Over the years I have learned that preparing simple meals highlighting fresh fruits and veggies that are in season by roasting or sauteing and serving over whole wheat pasta, potatoes, grains or with fish or lean meats are the best.
Thankfully, with today’s technology food blogs abound! And I’m no Julia Child, but I can get creative in the kitchen after being inspired with some of the recipes that I find on those blogs. If you are looking for some inspiration there are some food blogs on our resource page that are worth checking out!
The simple pleasures of food go far beyond nutrition though. In fact, science has shown that there is a connection between certain foods, social ties, and happy memories. How many times have you smelled a particular food and it takes you right back to your childhood? So, though I try to avoid processed foods and fast food as much as possible, that doesn’t mean that I want to deprive myself or my kids from the occasional S’mores, ice cream or fried chicken! Making a food “bad” may lead to unhealthy eating habits. It’s more about being aware and making healthy choices regularly so that when you want to indulge you do so without guilt!

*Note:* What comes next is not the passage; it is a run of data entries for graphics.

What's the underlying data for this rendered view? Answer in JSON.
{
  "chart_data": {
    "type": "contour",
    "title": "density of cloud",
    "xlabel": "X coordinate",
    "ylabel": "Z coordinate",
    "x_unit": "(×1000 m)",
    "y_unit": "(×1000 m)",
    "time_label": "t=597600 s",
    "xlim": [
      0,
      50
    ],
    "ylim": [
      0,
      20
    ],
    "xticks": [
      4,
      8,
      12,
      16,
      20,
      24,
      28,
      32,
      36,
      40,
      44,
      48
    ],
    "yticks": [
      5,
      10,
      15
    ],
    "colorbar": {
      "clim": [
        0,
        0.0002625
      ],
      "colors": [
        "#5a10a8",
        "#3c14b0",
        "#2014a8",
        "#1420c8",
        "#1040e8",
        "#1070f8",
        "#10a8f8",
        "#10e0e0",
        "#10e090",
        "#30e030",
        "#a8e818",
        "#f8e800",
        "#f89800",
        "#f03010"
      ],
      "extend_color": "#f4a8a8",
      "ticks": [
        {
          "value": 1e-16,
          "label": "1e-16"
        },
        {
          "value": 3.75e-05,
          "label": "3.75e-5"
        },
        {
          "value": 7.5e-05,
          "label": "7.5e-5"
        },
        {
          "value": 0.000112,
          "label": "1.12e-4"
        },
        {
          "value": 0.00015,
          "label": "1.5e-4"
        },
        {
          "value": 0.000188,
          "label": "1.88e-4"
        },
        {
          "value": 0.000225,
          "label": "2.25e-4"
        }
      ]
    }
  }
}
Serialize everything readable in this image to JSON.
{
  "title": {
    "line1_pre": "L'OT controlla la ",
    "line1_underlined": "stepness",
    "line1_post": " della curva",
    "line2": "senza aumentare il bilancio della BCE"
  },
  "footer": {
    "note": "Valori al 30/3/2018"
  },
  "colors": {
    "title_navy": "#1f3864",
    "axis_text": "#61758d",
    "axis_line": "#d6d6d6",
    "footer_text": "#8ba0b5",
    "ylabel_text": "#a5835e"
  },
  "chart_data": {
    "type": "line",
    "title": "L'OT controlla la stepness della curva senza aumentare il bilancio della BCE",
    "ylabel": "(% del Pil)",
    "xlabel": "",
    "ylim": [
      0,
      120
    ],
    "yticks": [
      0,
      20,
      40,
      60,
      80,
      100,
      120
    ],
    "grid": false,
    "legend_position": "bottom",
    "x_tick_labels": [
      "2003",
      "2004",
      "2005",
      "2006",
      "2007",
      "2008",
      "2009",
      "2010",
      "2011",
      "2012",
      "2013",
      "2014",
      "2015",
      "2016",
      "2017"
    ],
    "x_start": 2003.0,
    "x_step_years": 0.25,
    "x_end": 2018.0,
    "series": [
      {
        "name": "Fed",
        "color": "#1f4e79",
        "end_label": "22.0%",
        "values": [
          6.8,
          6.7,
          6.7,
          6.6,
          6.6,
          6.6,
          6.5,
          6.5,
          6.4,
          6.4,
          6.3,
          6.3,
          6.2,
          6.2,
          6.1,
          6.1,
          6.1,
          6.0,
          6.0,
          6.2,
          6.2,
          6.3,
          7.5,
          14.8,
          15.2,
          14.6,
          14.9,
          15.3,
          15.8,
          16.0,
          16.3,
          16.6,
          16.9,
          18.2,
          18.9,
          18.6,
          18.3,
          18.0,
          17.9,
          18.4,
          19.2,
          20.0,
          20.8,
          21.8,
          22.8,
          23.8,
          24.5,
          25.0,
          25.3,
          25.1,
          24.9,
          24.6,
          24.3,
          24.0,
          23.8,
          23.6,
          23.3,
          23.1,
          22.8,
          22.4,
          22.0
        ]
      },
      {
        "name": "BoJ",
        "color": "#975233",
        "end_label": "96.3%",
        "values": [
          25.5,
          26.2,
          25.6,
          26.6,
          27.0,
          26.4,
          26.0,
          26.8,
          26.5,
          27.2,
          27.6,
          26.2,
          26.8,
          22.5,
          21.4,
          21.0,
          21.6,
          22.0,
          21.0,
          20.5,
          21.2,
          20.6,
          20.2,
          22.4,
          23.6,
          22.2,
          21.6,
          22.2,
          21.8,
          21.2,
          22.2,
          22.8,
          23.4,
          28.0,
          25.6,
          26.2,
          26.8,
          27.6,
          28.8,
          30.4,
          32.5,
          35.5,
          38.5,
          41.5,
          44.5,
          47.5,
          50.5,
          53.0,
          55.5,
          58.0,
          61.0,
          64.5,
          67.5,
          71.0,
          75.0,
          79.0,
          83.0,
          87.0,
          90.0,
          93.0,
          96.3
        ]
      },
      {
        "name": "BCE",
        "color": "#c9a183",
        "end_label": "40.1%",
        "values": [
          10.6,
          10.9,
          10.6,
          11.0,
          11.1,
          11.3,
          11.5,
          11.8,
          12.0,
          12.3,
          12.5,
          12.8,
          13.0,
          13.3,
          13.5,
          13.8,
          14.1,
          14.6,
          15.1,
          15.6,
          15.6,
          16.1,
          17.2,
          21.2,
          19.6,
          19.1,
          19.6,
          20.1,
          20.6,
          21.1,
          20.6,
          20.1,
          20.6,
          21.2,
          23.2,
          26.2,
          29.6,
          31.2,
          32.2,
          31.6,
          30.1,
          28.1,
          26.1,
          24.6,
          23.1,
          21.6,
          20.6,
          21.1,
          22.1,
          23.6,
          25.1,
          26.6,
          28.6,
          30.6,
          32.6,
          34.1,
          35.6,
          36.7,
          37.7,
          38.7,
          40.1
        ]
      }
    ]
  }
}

As with each of The Four Seeds of Self-Care we encourage you to start where you are. The best way to better health, whether it’s improving your nutrition, exercise, meditation or getting good sleep is to become aware. Awareness leads to clarity about how and what the next step should be. So forget about the short order menu and remember, you can please some of the people some of the time, but you can’t please all of the people all of the time!